Christine Callies, chief U.S. investment strategist at Merrill Lynch & Co., says: "If you add up all the industries that Al Gore is against, you probably come up with 80% of the Standard & Poor's 500." While she doubts Mr. Gore would be as antibusiness as his rhetoric, she is concerned that the debate is shifting toward "allowing government to grow bigger and consume a larger portion of [the economy]."
Lawrence Kudlow, chief U.S. economist of the ING Barings unit of ING Groep NV, and a sometime Bush economic spokesman, says Mr. Gore's "campaign against big business is really starting to damage the stock market, and ultimately it's going to backfire for Gore." Individual investors, he believes, "are going to say, 'What's wrong with businesses? They create jobs.' " Mr. Gore, he says, "is using the populist rhetoric that Jimmy Carter used to use against the oil companies."
Mr. Kudlow's views are partisan, of course. Still, bond traders say they have noticed that campaign rhetoric from both candidates -- about tax cuts by Mr. Bush or new spending by Mr. Gore -- could mean higher interest rates.
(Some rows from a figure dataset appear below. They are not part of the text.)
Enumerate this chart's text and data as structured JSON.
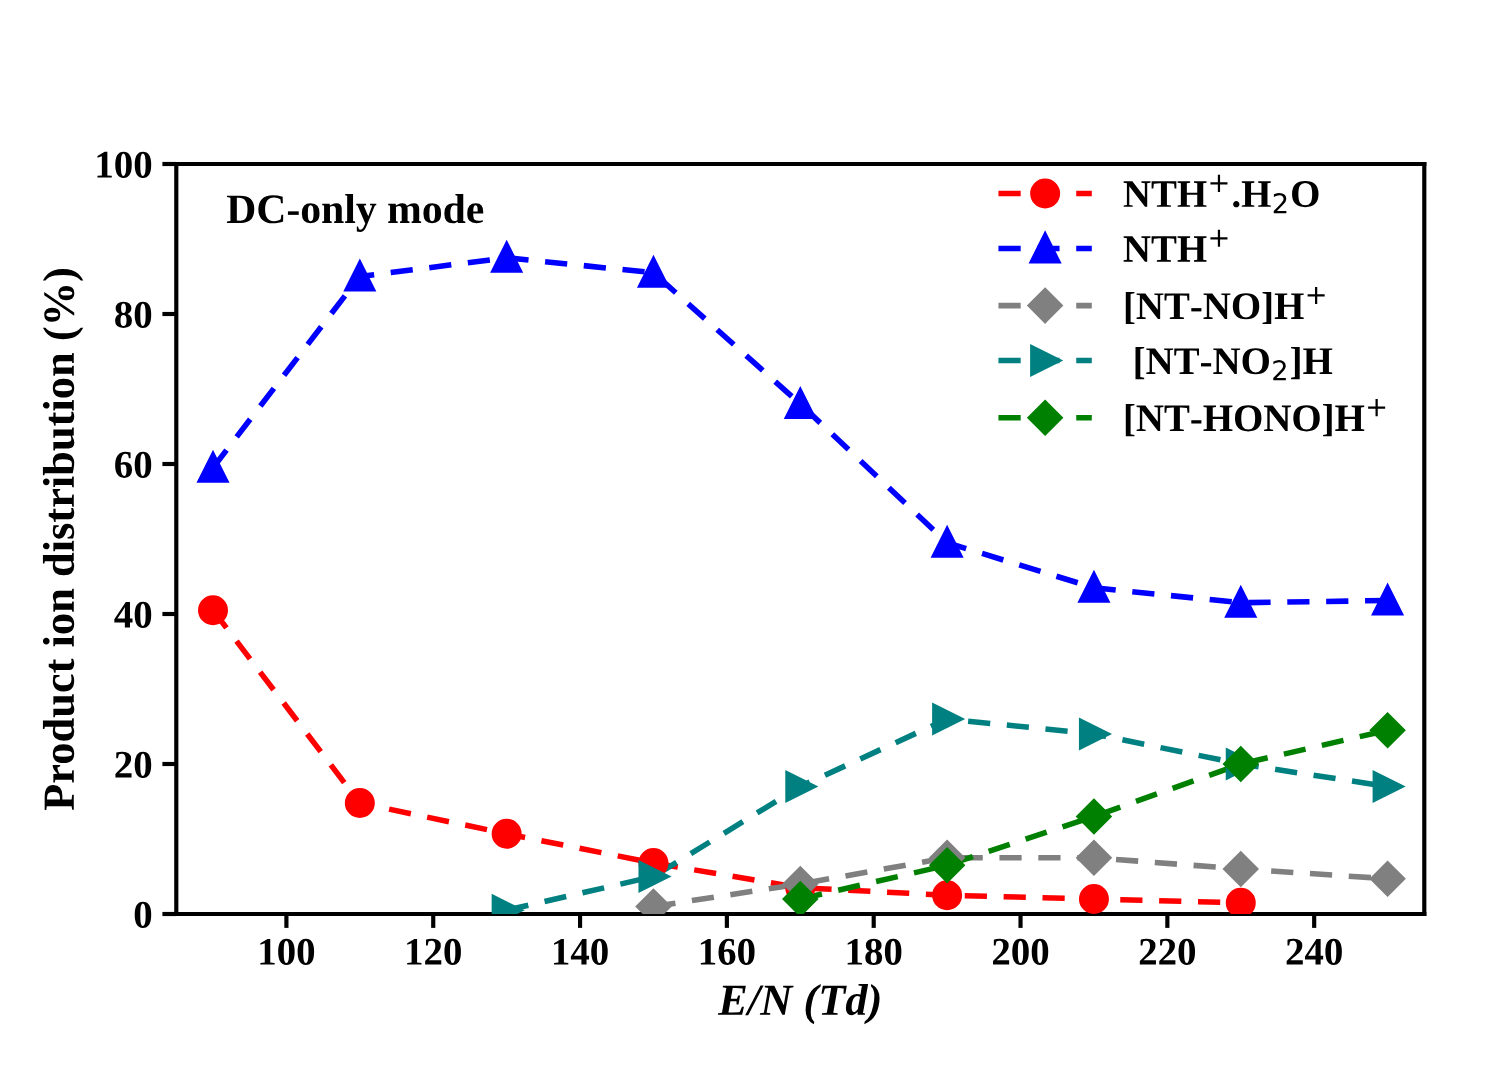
{
  "chart_data": {
    "type": "line",
    "xlabel": "E/N (Td)",
    "ylabel": "Product ion distribution (%)",
    "annotations": [
      "DC-only mode"
    ],
    "x": [
      90,
      110,
      130,
      150,
      170,
      190,
      210,
      230,
      250
    ],
    "xlim": [
      85,
      255
    ],
    "xticks": [
      100,
      120,
      140,
      160,
      180,
      200,
      220,
      240
    ],
    "ylim": [
      0,
      100
    ],
    "yticks": [
      0,
      20,
      40,
      60,
      80,
      100
    ],
    "grid": false,
    "legend": "top right",
    "line_style": "dashed",
    "series": [
      {
        "name": "NTH$^{+}$.H$_{2}$O",
        "color": "#ff0000",
        "marker": "circle",
        "values": [
          40.5,
          14.8,
          10.7,
          6.8,
          3.5,
          2.5,
          2.0,
          1.5,
          null
        ]
      },
      {
        "name": "NTH$^{+}$",
        "color": "#0000ff",
        "marker": "triangle",
        "values": [
          59.5,
          85,
          87.5,
          85.5,
          68,
          49.5,
          43.5,
          41.5,
          41.8
        ]
      },
      {
        "name": "[NT-NO]H$^{+}$",
        "color": "#808080",
        "marker": "diamond",
        "values": [
          null,
          null,
          null,
          1,
          4,
          7.5,
          7.5,
          6,
          4.7
        ]
      },
      {
        "name": " [NT-NO$_{2}$]H",
        "color": "#008080",
        "marker": "triangle_right",
        "values": [
          null,
          null,
          0.5,
          5,
          17,
          26,
          24,
          20,
          17
        ]
      },
      {
        "name": "[NT-HONO]H$^{+}$",
        "color": "#008000",
        "marker": "diamond",
        "values": [
          null,
          null,
          null,
          null,
          2,
          6.5,
          13,
          20,
          24.5
        ]
      }
    ]
  }
}
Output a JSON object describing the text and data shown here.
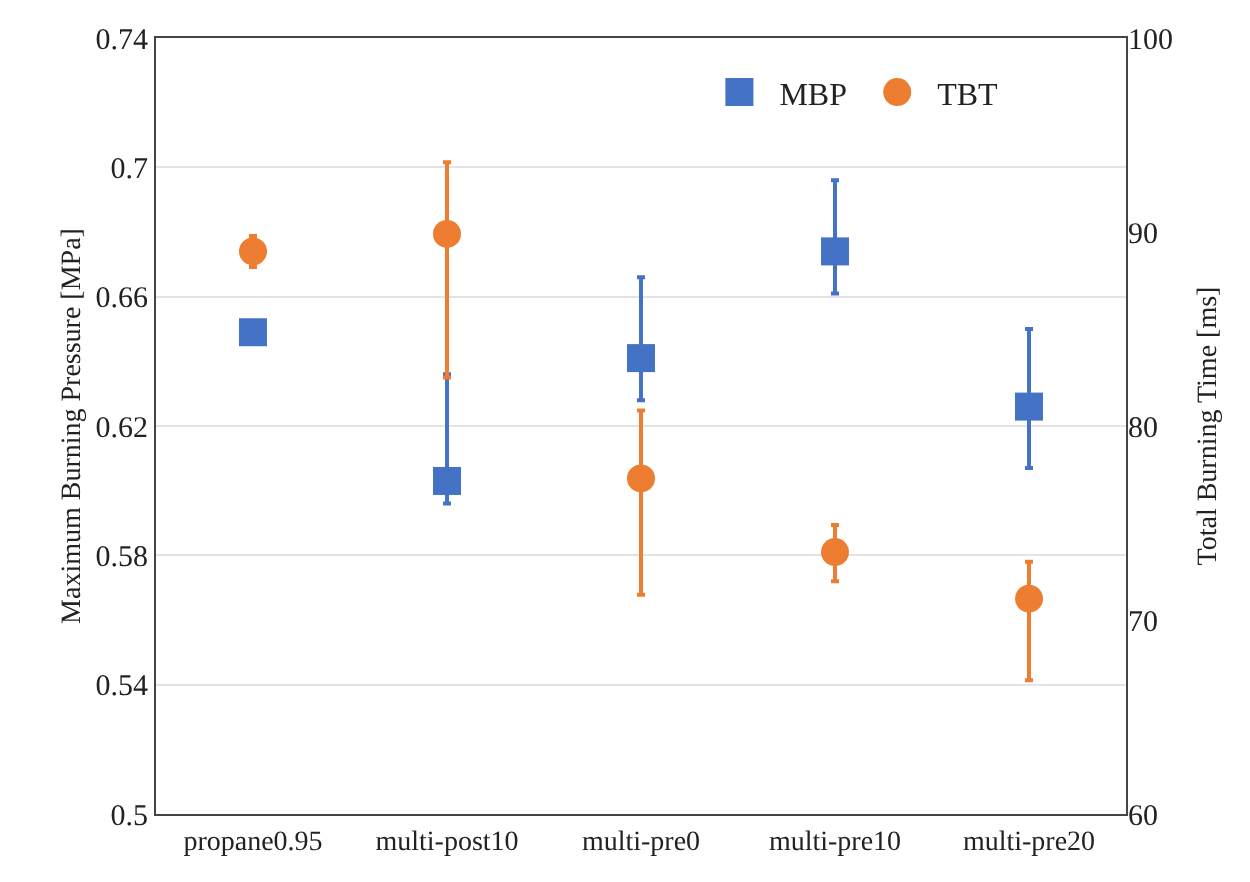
{
  "chart_data": {
    "type": "scatter",
    "ylabel": "Maximum Burning Pressure [MPa]",
    "y2label": "Total Burning Time [ms]",
    "categories": [
      "propane0.95",
      "multi-post10",
      "multi-pre0",
      "multi-pre10",
      "multi-pre20"
    ],
    "series": [
      {
        "name": "MBP",
        "color": "#4472c4",
        "marker": "square",
        "values": [
          0.649,
          0.603,
          0.641,
          0.674,
          0.626
        ],
        "errors": [
          0.003,
          [
            0.596,
            0.636
          ],
          [
            0.628,
            0.666
          ],
          [
            0.661,
            0.696
          ],
          [
            0.607,
            0.65
          ]
        ]
      },
      {
        "name": "TBT",
        "color": "#ed7d31",
        "marker": "circle",
        "axis": "y2",
        "values": [
          89.0,
          89.9,
          77.3,
          73.5,
          71.1
        ],
        "errors": [
          0.8,
          [
            82.5,
            93.6
          ],
          [
            71.3,
            80.8
          ],
          [
            72.0,
            74.9
          ],
          [
            66.9,
            73.0
          ]
        ]
      }
    ],
    "ylim": [
      0.5,
      0.74
    ],
    "yticks": [
      0.5,
      0.54,
      0.58,
      0.62,
      0.66,
      0.7,
      0.74
    ],
    "y2lim": [
      60,
      100
    ],
    "y2ticks": [
      60,
      70,
      80,
      90,
      100
    ],
    "grid": "y",
    "legend": "top"
  }
}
Some Wall Street veterans aren't concerned about Bush-Gore policy differences because they believe adverse market reactions will act as a brake on any policy initiatives that would hurt the economy. Something like that, they say, helped scuttle the ambitious Clinton health-care plan.
For some on Wall Street, the best result simply would be the "gridlock" that can result when the White House and Congress are split between the parties. Not much gets done that way, which often is just fine for the economy and the markets. After all, the economy improved only after Republicans gained control of Congress in 1994.